Later, Jiang Haitian participates in a wulin gathering in the Masar Kingdom and navigates a series of challenges, including impersonators, kidnappings, and hostile factions. With assistance from his allies, he saves Gu Zhonglian from danger and discovers that she is actually a Masar princess. He helps her reunite with her long-lost family members and avenge her murdered father.

During these events, Jiang Haitian helps the Masar Kingdom avert war, resolves conflicts caused by the Heavenly Demonic Cult, and assists other martial artists in reconciling past grudges. Li Fusheng also forgives Jin Shiyi after getting to understand him better, and convinces the cult leader Kalanni to disband the cult.

In the finale, the heroes return to Mount Mang to counter an invasion by Qing government forces, emerging triumphant against overwhelming odds. After two decades of trials, Jin Shiyi and Gu Zhihua marry and retire to a remote island, while Jiang Haitian and Gu Zhonglian become the new leading figures in the wulin to continue their predecessors' legacy.

== Principal characters ==
- Jiang Haitian – Jiang Nan and Zou Jiangxia's son and Jin Shiyi's apprentice who carries on his master's heroic legacy.
- Gu Zhonglian – Gu Zhihua's adoptive daughter who is actually a Masar princess. She supports Jiang Haitian through many ordeals and eventually marries him.
- Jin Shiyi – one of the most powerful fighters in the wulin who trained Jiang Haitian and later helps to resolve longstanding rivalries.
- Gu Zhihua – Lü Siniang's apprentice and the leader of the Mount Mang Sect. Once in love with Jin Shiyi, she remains an influential mentor to the next generation.
- Tangnu Zhumu – a Masar prince and Gu Zhonglian's brother who becomes Jin Shiyi's second apprentice. He assists Jiang Haitian in the power struggles and eventually becomes the king of Masar.
- Hua Yunbi – the daughter of the renowned physician Hua Tianfeng. She is well-versed in both medicine and martial arts, and eventually marries Yun Qiong.
- Li Fusheng – Li Shengnan's nephew and the deputy leader of the Heavenly Demonic Cult. Initially hostile towards Jin Shiyi, he later reforms and helps to disband the cult.
- Kalanni – Li Fusheng's lover and the leader of the Heavenly Demonic Cult. She ultimately agrees to dissolve the cult for the sake of peace in the wulin.
- Ye Chongxiao – a Masar prince and Gu Zhonglian's brother. He becomes close friends with Jiang Haitian and decides to remain in the wulin instead of serving as the king of Masar.
- Ouyang Wan – an intelligent and loyal martial artist who marries Ye Chongxiao.
- Yun Qiong – a descendant of Yun Zhong and a valiant young hero who befriends Jiang Haitian.
- Yun Bi – Yun Qiong's sister who marries Tangnu Zhumu.

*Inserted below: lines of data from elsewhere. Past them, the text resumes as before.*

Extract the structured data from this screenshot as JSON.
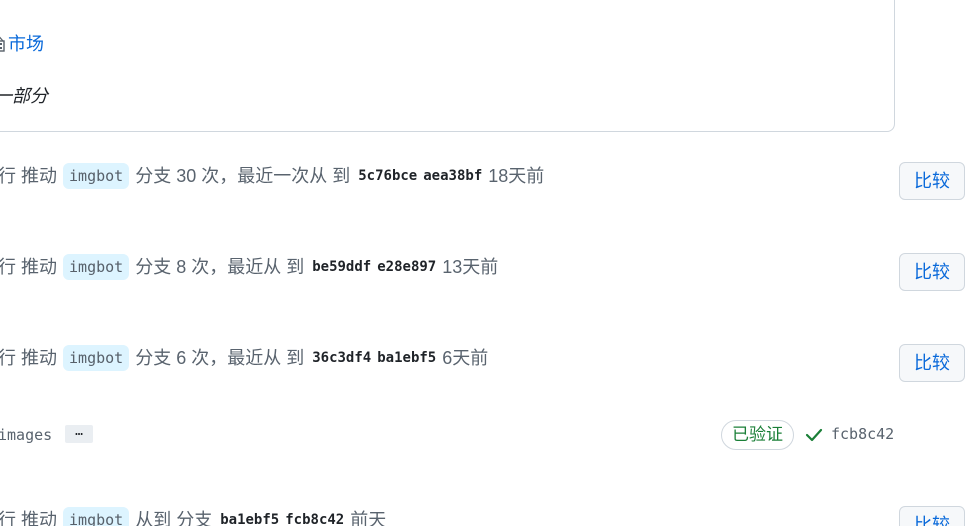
{
  "card": {
    "market_link": "市场",
    "part_text": "一部分"
  },
  "events": [
    {
      "prefix": "行 推动",
      "branch": "imgbot",
      "middle": "分支 30 次，最近一次从 到",
      "sha_from": "5c76bce",
      "sha_to": "aea38bf",
      "time": "18天前",
      "compare_label": "比较"
    },
    {
      "prefix": "行 推动",
      "branch": "imgbot",
      "middle": "分支 8 次，最近从 到",
      "sha_from": "be59ddf",
      "sha_to": "e28e897",
      "time": "13天前",
      "compare_label": "比较"
    },
    {
      "prefix": "行 推动",
      "branch": "imgbot",
      "middle": "分支 6 次，最近从 到",
      "sha_from": "36c3df4",
      "sha_to": "ba1ebf5",
      "time": "6天前",
      "compare_label": "比较"
    },
    {
      "prefix": "行 推动",
      "branch": "imgbot",
      "middle": "从到 分支",
      "sha_from": "ba1ebf5",
      "sha_to": "fcb8c42",
      "time": "前天",
      "compare_label": "比较"
    }
  ],
  "commit": {
    "message": "images",
    "ellipsis": "…",
    "verified_label": "已验证",
    "sha": "fcb8c42",
    "check_icon": "check-icon"
  },
  "colors": {
    "link": "#0969da",
    "verified": "#1a7f37",
    "branch_bg": "#ddf4ff"
  }
}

== Reception and legacy ==
Binghe Xijian Lu has garnered a mixed but enduring place among Liang Yusheng's wuxia novels. While it has its admirers among fans of the Tianshan series, it also draws criticism for its narrative and structural weaknesses.

According to an online essay, "for Liang Yusheng's old fans, the author's wuxia novels remain unforgettable classics... yet many newer readers feel the story in Binghe Xijian Lu is somewhat flat, the characters less vivid, and the didactic tone pronounced."

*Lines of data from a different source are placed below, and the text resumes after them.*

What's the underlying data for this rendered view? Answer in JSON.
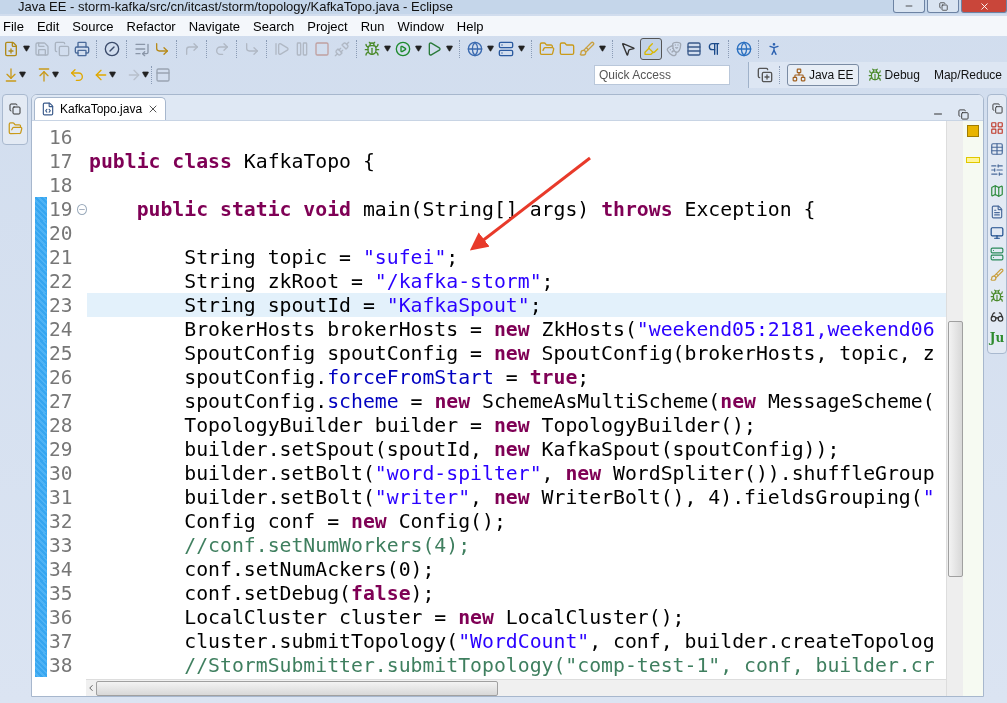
{
  "window": {
    "title": "Java EE - storm-kafka/src/cn/itcast/storm/topology/KafkaTopo.java - Eclipse"
  },
  "menu": [
    "File",
    "Edit",
    "Source",
    "Refactor",
    "Navigate",
    "Search",
    "Project",
    "Run",
    "Window",
    "Help"
  ],
  "toolbar": {
    "highlighter_toggle_on": true
  },
  "quick_access": {
    "placeholder": "Quick Access"
  },
  "perspectives": [
    {
      "label": "Java EE",
      "selected": true,
      "kind": "javaee"
    },
    {
      "label": "Debug",
      "selected": false,
      "kind": "debug"
    },
    {
      "label": "Map/Reduce",
      "selected": false,
      "kind": "plain"
    }
  ],
  "right_trim": {
    "junit_text": "Ju"
  },
  "editor": {
    "tabs": [
      {
        "label": "KafkaTopo.java",
        "selected": true
      }
    ],
    "lines": [
      {
        "number": "16",
        "changed": false,
        "current": false
      },
      {
        "number": "17",
        "changed": false,
        "current": false,
        "tokens": [
          {
            "kind": "kw",
            "text": "public class"
          },
          {
            "kind": "plain",
            "text": " KafkaTopo {"
          }
        ]
      },
      {
        "number": "18",
        "changed": false,
        "current": false
      },
      {
        "number": "19",
        "changed": true,
        "current": false,
        "foldable": true,
        "tokens": [
          {
            "kind": "kw",
            "text": "    public static void"
          },
          {
            "kind": "plain",
            "text": " main(String[] args) "
          },
          {
            "kind": "kw",
            "text": "throws"
          },
          {
            "kind": "plain",
            "text": " Exception {"
          }
        ]
      },
      {
        "number": "20",
        "changed": true,
        "current": false
      },
      {
        "number": "21",
        "changed": true,
        "current": false,
        "tokens": [
          {
            "kind": "plain",
            "text": "        String topic = "
          },
          {
            "kind": "str",
            "text": "\"sufei\""
          },
          {
            "kind": "plain",
            "text": ";"
          }
        ]
      },
      {
        "number": "22",
        "changed": true,
        "current": false,
        "tokens": [
          {
            "kind": "plain",
            "text": "        String zkRoot = "
          },
          {
            "kind": "str",
            "text": "\"/kafka-storm\""
          },
          {
            "kind": "plain",
            "text": ";"
          }
        ]
      },
      {
        "number": "23",
        "changed": true,
        "current": true,
        "tokens": [
          {
            "kind": "plain",
            "text": "        String spoutId = "
          },
          {
            "kind": "str",
            "text": "\"KafkaSpout\""
          },
          {
            "kind": "plain",
            "text": ";"
          }
        ]
      },
      {
        "number": "24",
        "changed": true,
        "current": false,
        "tokens": [
          {
            "kind": "plain",
            "text": "        BrokerHosts brokerHosts = "
          },
          {
            "kind": "kw",
            "text": "new"
          },
          {
            "kind": "plain",
            "text": " ZkHosts("
          },
          {
            "kind": "str",
            "text": "\"weekend05:2181,weekend06"
          }
        ]
      },
      {
        "number": "25",
        "changed": true,
        "current": false,
        "tokens": [
          {
            "kind": "plain",
            "text": "        SpoutConfig spoutConfig = "
          },
          {
            "kind": "kw",
            "text": "new"
          },
          {
            "kind": "plain",
            "text": " SpoutConfig(brokerHosts, topic, z"
          }
        ]
      },
      {
        "number": "26",
        "changed": true,
        "current": false,
        "tokens": [
          {
            "kind": "plain",
            "text": "        spoutConfig."
          },
          {
            "kind": "field",
            "text": "forceFromStart"
          },
          {
            "kind": "plain",
            "text": " = "
          },
          {
            "kind": "kw",
            "text": "true"
          },
          {
            "kind": "plain",
            "text": ";"
          }
        ]
      },
      {
        "number": "27",
        "changed": true,
        "current": false,
        "tokens": [
          {
            "kind": "plain",
            "text": "        spoutConfig."
          },
          {
            "kind": "field",
            "text": "scheme"
          },
          {
            "kind": "plain",
            "text": " = "
          },
          {
            "kind": "kw",
            "text": "new"
          },
          {
            "kind": "plain",
            "text": " SchemeAsMultiScheme("
          },
          {
            "kind": "kw",
            "text": "new"
          },
          {
            "kind": "plain",
            "text": " MessageScheme("
          }
        ]
      },
      {
        "number": "28",
        "changed": true,
        "current": false,
        "tokens": [
          {
            "kind": "plain",
            "text": "        TopologyBuilder builder = "
          },
          {
            "kind": "kw",
            "text": "new"
          },
          {
            "kind": "plain",
            "text": " TopologyBuilder();"
          }
        ]
      },
      {
        "number": "29",
        "changed": true,
        "current": false,
        "tokens": [
          {
            "kind": "plain",
            "text": "        builder.setSpout(spoutId, "
          },
          {
            "kind": "kw",
            "text": "new"
          },
          {
            "kind": "plain",
            "text": " KafkaSpout(spoutConfig));"
          }
        ]
      },
      {
        "number": "30",
        "changed": true,
        "current": false,
        "tokens": [
          {
            "kind": "plain",
            "text": "        builder.setBolt("
          },
          {
            "kind": "str",
            "text": "\"word-spilter\""
          },
          {
            "kind": "plain",
            "text": ", "
          },
          {
            "kind": "kw",
            "text": "new"
          },
          {
            "kind": "plain",
            "text": " WordSpliter()).shuffleGroup"
          }
        ]
      },
      {
        "number": "31",
        "changed": true,
        "current": false,
        "tokens": [
          {
            "kind": "plain",
            "text": "        builder.setBolt("
          },
          {
            "kind": "str",
            "text": "\"writer\""
          },
          {
            "kind": "plain",
            "text": ", "
          },
          {
            "kind": "kw",
            "text": "new"
          },
          {
            "kind": "plain",
            "text": " WriterBolt(), 4).fieldsGrouping("
          },
          {
            "kind": "str",
            "text": "\""
          }
        ]
      },
      {
        "number": "32",
        "changed": true,
        "current": false,
        "tokens": [
          {
            "kind": "plain",
            "text": "        Config conf = "
          },
          {
            "kind": "kw",
            "text": "new"
          },
          {
            "kind": "plain",
            "text": " Config();"
          }
        ]
      },
      {
        "number": "33",
        "changed": true,
        "current": false,
        "tokens": [
          {
            "kind": "comment",
            "text": "        //conf.setNumWorkers(4);"
          }
        ]
      },
      {
        "number": "34",
        "changed": true,
        "current": false,
        "tokens": [
          {
            "kind": "plain",
            "text": "        conf.setNumAckers(0);"
          }
        ]
      },
      {
        "number": "35",
        "changed": true,
        "current": false,
        "tokens": [
          {
            "kind": "plain",
            "text": "        conf.setDebug("
          },
          {
            "kind": "kw",
            "text": "false"
          },
          {
            "kind": "plain",
            "text": ");"
          }
        ]
      },
      {
        "number": "36",
        "changed": true,
        "current": false,
        "tokens": [
          {
            "kind": "plain",
            "text": "        LocalCluster cluster = "
          },
          {
            "kind": "kw",
            "text": "new"
          },
          {
            "kind": "plain",
            "text": " LocalCluster();"
          }
        ]
      },
      {
        "number": "37",
        "changed": true,
        "current": false,
        "tokens": [
          {
            "kind": "plain",
            "text": "        cluster.submitTopology("
          },
          {
            "kind": "str",
            "text": "\"WordCount\""
          },
          {
            "kind": "plain",
            "text": ", conf, builder.createTopolog"
          }
        ]
      },
      {
        "number": "38",
        "changed": true,
        "current": false,
        "tokens": [
          {
            "kind": "comment",
            "text": "        //StormSubmitter.submitTopology(\"comp-test-1\", conf, builder.cr"
          }
        ]
      }
    ]
  }
}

On Douban, reader commentaries are generally negative for Binghe Xijian Lu. One review titled "Binghe Xijian Lu is the worst in the trilogy" argues that the novel's internal logic is weak — such as inconsistencies in martial arts descriptions — and that the novel fails to maintain the strengths of Yunhai Yugong Yuan.

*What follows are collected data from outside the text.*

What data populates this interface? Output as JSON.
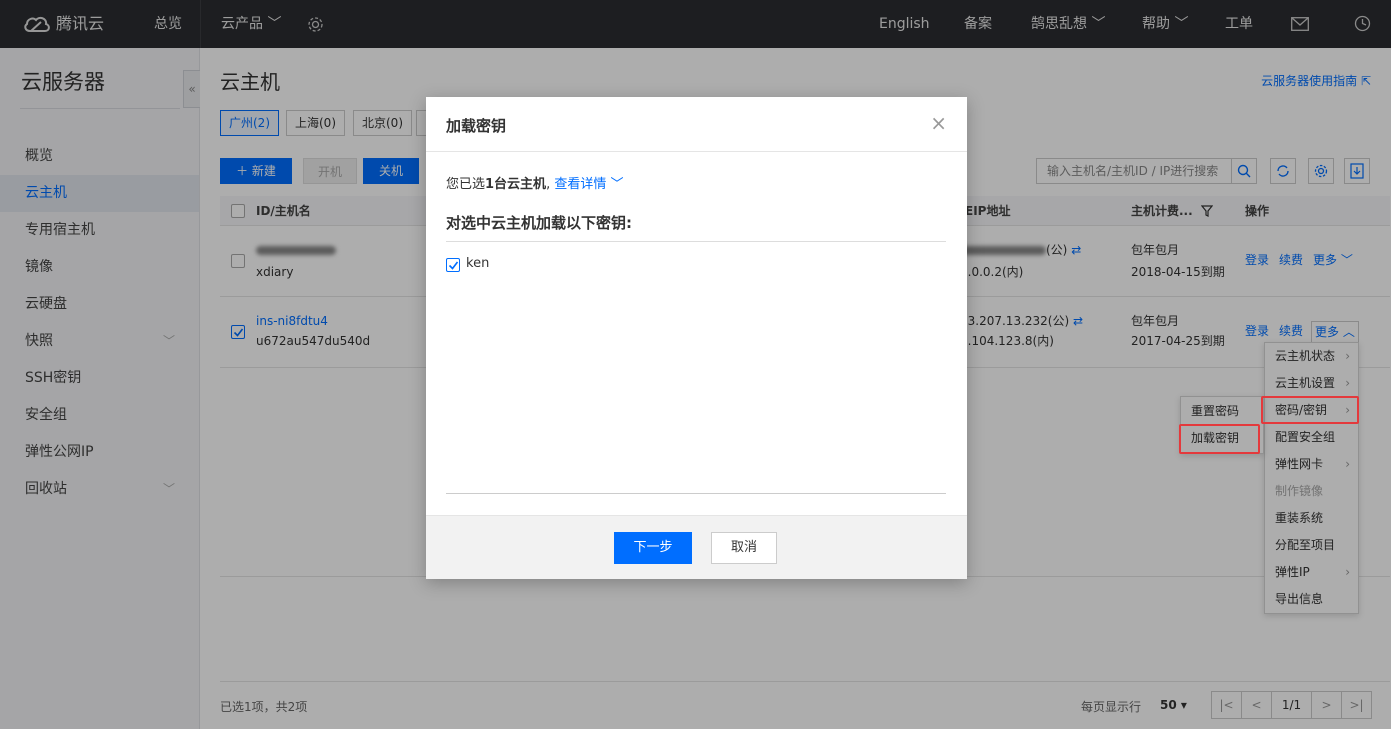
{
  "topbar": {
    "brand": "腾讯云",
    "overview": "总览",
    "products": "云产品",
    "english": "English",
    "beian": "备案",
    "user": "鹄思乱想",
    "help": "帮助",
    "ticket": "工单"
  },
  "sidebar": {
    "title": "云服务器",
    "items": [
      {
        "label": "概览"
      },
      {
        "label": "云主机"
      },
      {
        "label": "专用宿主机"
      },
      {
        "label": "镜像"
      },
      {
        "label": "云硬盘"
      },
      {
        "label": "快照"
      },
      {
        "label": "SSH密钥"
      },
      {
        "label": "安全组"
      },
      {
        "label": "弹性公网IP"
      },
      {
        "label": "回收站"
      }
    ]
  },
  "main": {
    "title": "云主机",
    "help_link": "云服务器使用指南",
    "regions": [
      "广州(2)",
      "上海(0)",
      "北京(0)"
    ],
    "new_button": "＋ 新建",
    "start_button": "开机",
    "stop_button": "关机",
    "search_placeholder": "输入主机名/主机ID / IP进行搜索",
    "columns": {
      "id": "ID/主机名",
      "eip": "EIP地址",
      "billing": "主机计费...",
      "ops": "操作"
    },
    "rows": [
      {
        "id": "",
        "name": "xdiary",
        "ip1": "(公)",
        "ip2": "0.0.0.2(内)",
        "billing": "包年包月",
        "expire": "2018-04-15到期",
        "login": "登录",
        "renew": "续费",
        "more": "更多"
      },
      {
        "id": "ins-ni8fdtu4",
        "name": "u672au547du540d",
        "ip1": "23.207.13.232(公)",
        "ip2": "0.104.123.8(内)",
        "billing": "包年包月",
        "expire": "2017-04-25到期",
        "login": "登录",
        "renew": "续费",
        "more": "更多"
      }
    ],
    "footer_selected": "已选1项，共2项",
    "per_page_label": "每页显示行",
    "per_page": "50",
    "page": "1/1"
  },
  "more_menu": [
    {
      "label": "云主机状态",
      "arrow": true,
      "disabled": false
    },
    {
      "label": "云主机设置",
      "arrow": true,
      "disabled": false
    },
    {
      "label": "密码/密钥",
      "arrow": true,
      "disabled": false
    },
    {
      "label": "配置安全组",
      "arrow": false,
      "disabled": false
    },
    {
      "label": "弹性网卡",
      "arrow": true,
      "disabled": false
    },
    {
      "label": "制作镜像",
      "arrow": false,
      "disabled": true
    },
    {
      "label": "重装系统",
      "arrow": false,
      "disabled": false
    },
    {
      "label": "分配至项目",
      "arrow": false,
      "disabled": false
    },
    {
      "label": "弹性IP",
      "arrow": true,
      "disabled": false
    },
    {
      "label": "导出信息",
      "arrow": false,
      "disabled": false
    }
  ],
  "sub_menu": [
    {
      "label": "重置密码"
    },
    {
      "label": "加载密钥"
    }
  ],
  "modal": {
    "title": "加载密钥",
    "selected_prefix": "您已选",
    "selected_count": "1台云主机",
    "comma": ",",
    "view_details": "查看详情",
    "subtitle": "对选中云主机加载以下密钥:",
    "keys": [
      {
        "name": "ken",
        "checked": true
      }
    ],
    "next_button": "下一步",
    "cancel_button": "取消"
  },
  "colors": {
    "accent": "#006eff",
    "topbar": "#2b2d31",
    "highlight": "#e4393c"
  }
}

At the same time, the novel is integral to the Tianshan series, functioning as the eighth instalment and linking earlier protagonists such as Jin Shiyi to a new generation of heroes represented by Jiang Haitian. In this way, the novel expands the universe of the Tianshan series and contributes to its continuity.

More broadly speaking, Liang Yusheng is regarded as a trailblazer of the "new school" of wuxia fiction that emerged in Hong Kong in the 1950s. Although Binghe Xijian Lu is hardly mentioned in academic studies, its place within Liang Yusheng's mid-1960s works makes it relevant to discussions of this transitional phase in his writing style.